It’s a week before your internship ends and you feel deadline pressures mixed with relief that soon you will take a brief break before school resumes or starts.
It’s time to review your goals and collect your materials to showcase what you accomplished. We hope you followed advice from Columbia University on making the most of an internship – or will bookmark and use it next time.
Mint Artists Guild hired six interns this year, including two from the Urban Alliance and three through the University of Michigan’s Wolverine Pathways. Our co-founder has managed dozens of interns at Newsday, the Detroit Free Press, Mint, and more and seen many go onto successful careers. All will depart for new projects shortly. And we want to help this year’s Minterns – and you – end your internship with professionalism and grace.
So here are six tips for completing your internship thoughtfully and in a way that sets you up for future successes.
Document your accomplishments. Create a list of the projects you contributed to – and projects you handled. Collect collateral materials and designs and data on how those projects contributed to the team’s goals or the company’s revenue or some other success measure. (Definitely ask about which items may be shared publicly and which are confidential and cannot yet be showcased.) Add to this list a few times, and ask your mentor if you’re missing anything. This will be valuable when you interview for your next job – and it could be crafted into a portion of your resume
Finish your work. Yes, this could mean extra hours just as you are winding down. “Do your best work right up to the last day,” The Balance Careers blog recommends. You want to be remembered as the get-it-done intern, not the one who left a lot of half-completed assignments. Check-in with your supervisor to make sure you’re completing the most important items. And if there’s a ton of work still in progress, offer to freelance or contract to finish it after your internship ends – but only if you truly will make time for the assignments.

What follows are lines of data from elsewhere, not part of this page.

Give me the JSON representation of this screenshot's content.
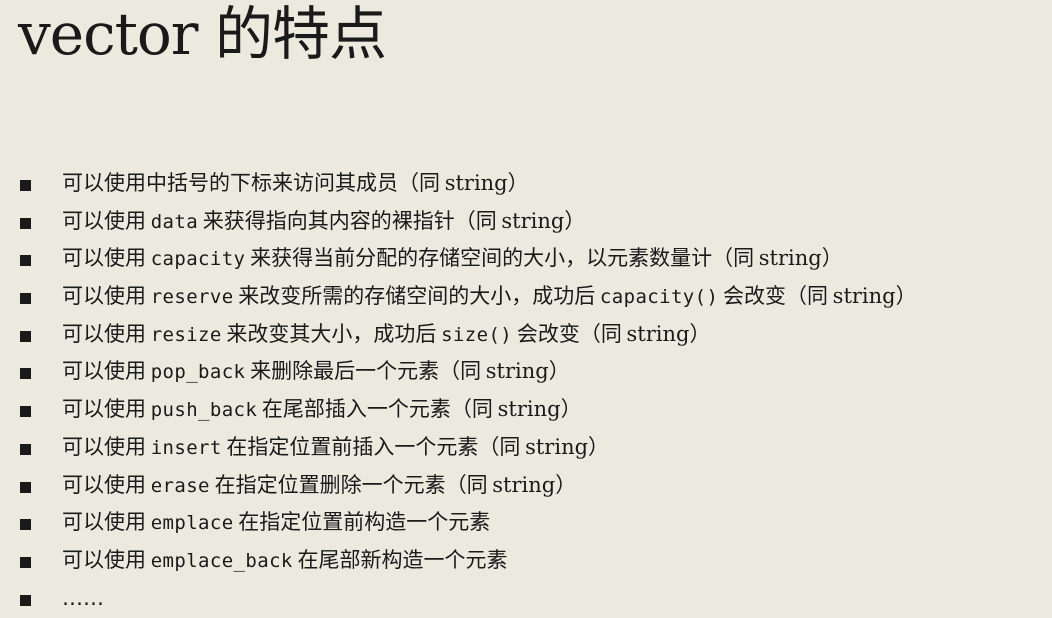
{
  "slide": {
    "title": "vector 的特点",
    "bullets": [
      {
        "parts": [
          {
            "text": "可以使用中括号的下标来访问其成员（同 "
          },
          {
            "text": "string",
            "style": "latin"
          },
          {
            "text": "）"
          }
        ]
      },
      {
        "parts": [
          {
            "text": "可以使用 "
          },
          {
            "text": "data",
            "style": "code"
          },
          {
            "text": " 来获得指向其内容的裸指针（同 "
          },
          {
            "text": "string",
            "style": "latin"
          },
          {
            "text": "）"
          }
        ]
      },
      {
        "parts": [
          {
            "text": "可以使用 "
          },
          {
            "text": "capacity",
            "style": "code"
          },
          {
            "text": " 来获得当前分配的存储空间的大小，以元素数量计（同 "
          },
          {
            "text": "string",
            "style": "latin"
          },
          {
            "text": "）"
          }
        ]
      },
      {
        "parts": [
          {
            "text": "可以使用 "
          },
          {
            "text": "reserve",
            "style": "code"
          },
          {
            "text": " 来改变所需的存储空间的大小，成功后 "
          },
          {
            "text": "capacity()",
            "style": "code"
          },
          {
            "text": " 会改变（同 "
          },
          {
            "text": "string",
            "style": "latin"
          },
          {
            "text": "）"
          }
        ]
      },
      {
        "parts": [
          {
            "text": "可以使用 "
          },
          {
            "text": "resize",
            "style": "code"
          },
          {
            "text": " 来改变其大小，成功后 "
          },
          {
            "text": "size()",
            "style": "code"
          },
          {
            "text": " 会改变（同 "
          },
          {
            "text": "string",
            "style": "latin"
          },
          {
            "text": "）"
          }
        ]
      },
      {
        "parts": [
          {
            "text": "可以使用 "
          },
          {
            "text": "pop_back",
            "style": "code"
          },
          {
            "text": " 来删除最后一个元素（同 "
          },
          {
            "text": "string",
            "style": "latin"
          },
          {
            "text": "）"
          }
        ]
      },
      {
        "parts": [
          {
            "text": "可以使用 "
          },
          {
            "text": "push_back",
            "style": "code"
          },
          {
            "text": " 在尾部插入一个元素（同 "
          },
          {
            "text": "string",
            "style": "latin"
          },
          {
            "text": "）"
          }
        ]
      },
      {
        "parts": [
          {
            "text": "可以使用 "
          },
          {
            "text": "insert",
            "style": "code"
          },
          {
            "text": " 在指定位置前插入一个元素（同 "
          },
          {
            "text": "string",
            "style": "latin"
          },
          {
            "text": "）"
          }
        ]
      },
      {
        "parts": [
          {
            "text": "可以使用 "
          },
          {
            "text": "erase",
            "style": "code"
          },
          {
            "text": " 在指定位置删除一个元素（同 "
          },
          {
            "text": "string",
            "style": "latin"
          },
          {
            "text": "）"
          }
        ]
      },
      {
        "parts": [
          {
            "text": "可以使用 "
          },
          {
            "text": "emplace",
            "style": "code"
          },
          {
            "text": " 在指定位置前构造一个元素"
          }
        ]
      },
      {
        "parts": [
          {
            "text": "可以使用 "
          },
          {
            "text": "emplace_back",
            "style": "code"
          },
          {
            "text": " 在尾部新构造一个元素"
          }
        ]
      },
      {
        "parts": [
          {
            "text": "……"
          }
        ]
      }
    ]
  }
}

Showcase skills developed. Create a short list of the skills you honed or the important career lessons learned. Ideally, you started this earlier in the internship, and are just adding more from the last few weeks. Share this list with your boss and your boss’ boss to show what an impact the internship had on your development.
Perfect your people. You made some valuable connections, both inside and outside your workplace. List three to seven people who meant the most to you, those who you want to stay in touch with. Send them LinkedIn invitations, and for the top peeps, arrange a time to talk about future collaborations or projects. Some of this could lead to your next internship or gig, so don’t neglect this. You also may want to email the entire team a brief farewell.
Show appreciation. Your immediate supervisor and your mentor both deserve thank yous for taking the time to share their expertise, create an internship, and develop your skills. We recommend a handwritten thank you note, perhaps on a Mint greeting card or another attractive card. Spend a little time thinking about your message of gratitude, and if you wish to work for this person again, offer that as an enticing possibility.
You also may ask for a reference, as job search giant Indeed recommends, and update your resume and your LinkedIn profile, FindSpark suggests. (Your list of skills will be helpful in that.)
Much of this can be completed in a week or two after the internship is over. The exception: Complete your projects and assignments and give them a final shine of polish and professionalism. That will reflect well on you for years to come.